Oldie Nacht : Ein Hauch von Woodstock in Freisen

Die Band MEP-Live gab den Startschuss zum Open-Air. Im Anschluss stand The Earls auf der Bühne.

Mit einer großen Oldie Nacht wurde in Freisen bei einer Sonderveranstaltung der Reihe „Live im Sitzungssaal“ wieder ein abwechslungsreiches Programm auf dem Rathausvorplatz geboten. Bürgermeister Karl-Josef Scheer (SPD) blickte zwar etwas besorgt zum Himmel, war dann doch optimistisch, dass das Wetter halten werde – und er sollte recht behalten.

Den Startschuss zum Open-Air-Konzert gab der Organisator der Konzertreihe, Peter Weigerding, mit seiner Formation MEP-Live. Mario Scheufler (Gitarre, Mundharmonika, Gesang), Ernesto Schmitt (Bass) und Peter Weigerding (Cajon, Percussion) spielten Klassiker aus Rock, Pop, Country, Funk und Blues. Sie brachten schon bald die ersten Gäste zum Tanzen. Vor allem die Stimme von Mario Scheufler hätte keine Verstärker benötigt, so tragend und melodisch, so akzentuiert und voller Gefühl intonierte er die Stücke. „Wir lassen heute Abend einfach mal den neumodischen Kram weg“, umriss Peter Weigerding das Programm. Klassiker von The Slade, Climax Blues Band, Eric Clapton, The Beatles und vielen anderen bekannten Interpreten machten den Rathausvorplatz fast ein bisschen zu Woodstock, dem großen Rock-Festival der Sechziger in den USA. Mit einem Medley wurde es dann richtig rockig, bluesig und countrylike. Gemeinsam mit der Band sangen die Gäste unter anderem „Country Roads“. Sogar Publikumswünsche wurden erfüllt und so spielten die Musiker „Crazy little Thing called Love“ von Queen. Als Zugabe gab es dann noch „Horse with no Name“ von America bevor The Earls den zweiten Part bestritten. Zuvor erklärte Bürgermeister Scheer, dass der Erlös des Abends der Jugend-Spiel-Gemeinschaft zugutekommt und rief die Besucher zu einer kleinen Spende auf, welche die Gäste bei den jungen Fußballern los werden durften.

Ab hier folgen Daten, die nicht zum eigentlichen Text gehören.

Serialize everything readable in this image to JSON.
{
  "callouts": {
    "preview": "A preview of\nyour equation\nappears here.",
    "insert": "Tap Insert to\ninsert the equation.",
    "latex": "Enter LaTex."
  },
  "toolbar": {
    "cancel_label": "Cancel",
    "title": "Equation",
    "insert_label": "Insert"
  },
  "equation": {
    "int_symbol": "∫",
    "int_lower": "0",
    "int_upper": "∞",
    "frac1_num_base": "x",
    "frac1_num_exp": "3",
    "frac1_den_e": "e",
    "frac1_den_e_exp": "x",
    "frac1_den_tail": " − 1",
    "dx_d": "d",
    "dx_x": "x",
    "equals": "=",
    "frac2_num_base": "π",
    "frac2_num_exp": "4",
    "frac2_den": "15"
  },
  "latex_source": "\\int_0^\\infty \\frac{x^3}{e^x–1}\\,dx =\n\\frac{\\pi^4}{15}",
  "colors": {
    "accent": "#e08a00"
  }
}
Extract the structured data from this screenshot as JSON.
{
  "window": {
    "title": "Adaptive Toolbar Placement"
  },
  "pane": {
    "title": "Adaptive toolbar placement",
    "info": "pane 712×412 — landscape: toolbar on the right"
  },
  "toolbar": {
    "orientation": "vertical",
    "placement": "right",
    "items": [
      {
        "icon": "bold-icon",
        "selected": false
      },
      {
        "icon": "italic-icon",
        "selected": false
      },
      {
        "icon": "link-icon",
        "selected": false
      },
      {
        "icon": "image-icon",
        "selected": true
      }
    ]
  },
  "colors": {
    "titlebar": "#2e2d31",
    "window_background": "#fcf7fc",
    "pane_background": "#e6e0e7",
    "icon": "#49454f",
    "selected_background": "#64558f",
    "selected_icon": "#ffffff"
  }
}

Danach betrat mit The Earls die älteste Oldie Band des Saarlandes die Bühne. Roland Jene (Schlagzeug) Hans-Werner Latz (Sologitarre, Gesang) zählen beide schon zu den Gründungsmitgliedern der Band. „Sie gehen sich schon mehr als 50 Jahre auf die Nerven“, kommentierte Georg Latz. Heribert Walacha war für den erkrankten Bassisten Manfred Becker eingesprungen und der Neffe des verstorbenen Dieter Glöckner hatte seinen Part an der Gitarre übernommen. Von Anfang an herrschte eine irre Stimmung und mit der Routine von mehr als einem halben Jahrhundert spielte die Band bis in die Nacht hinein.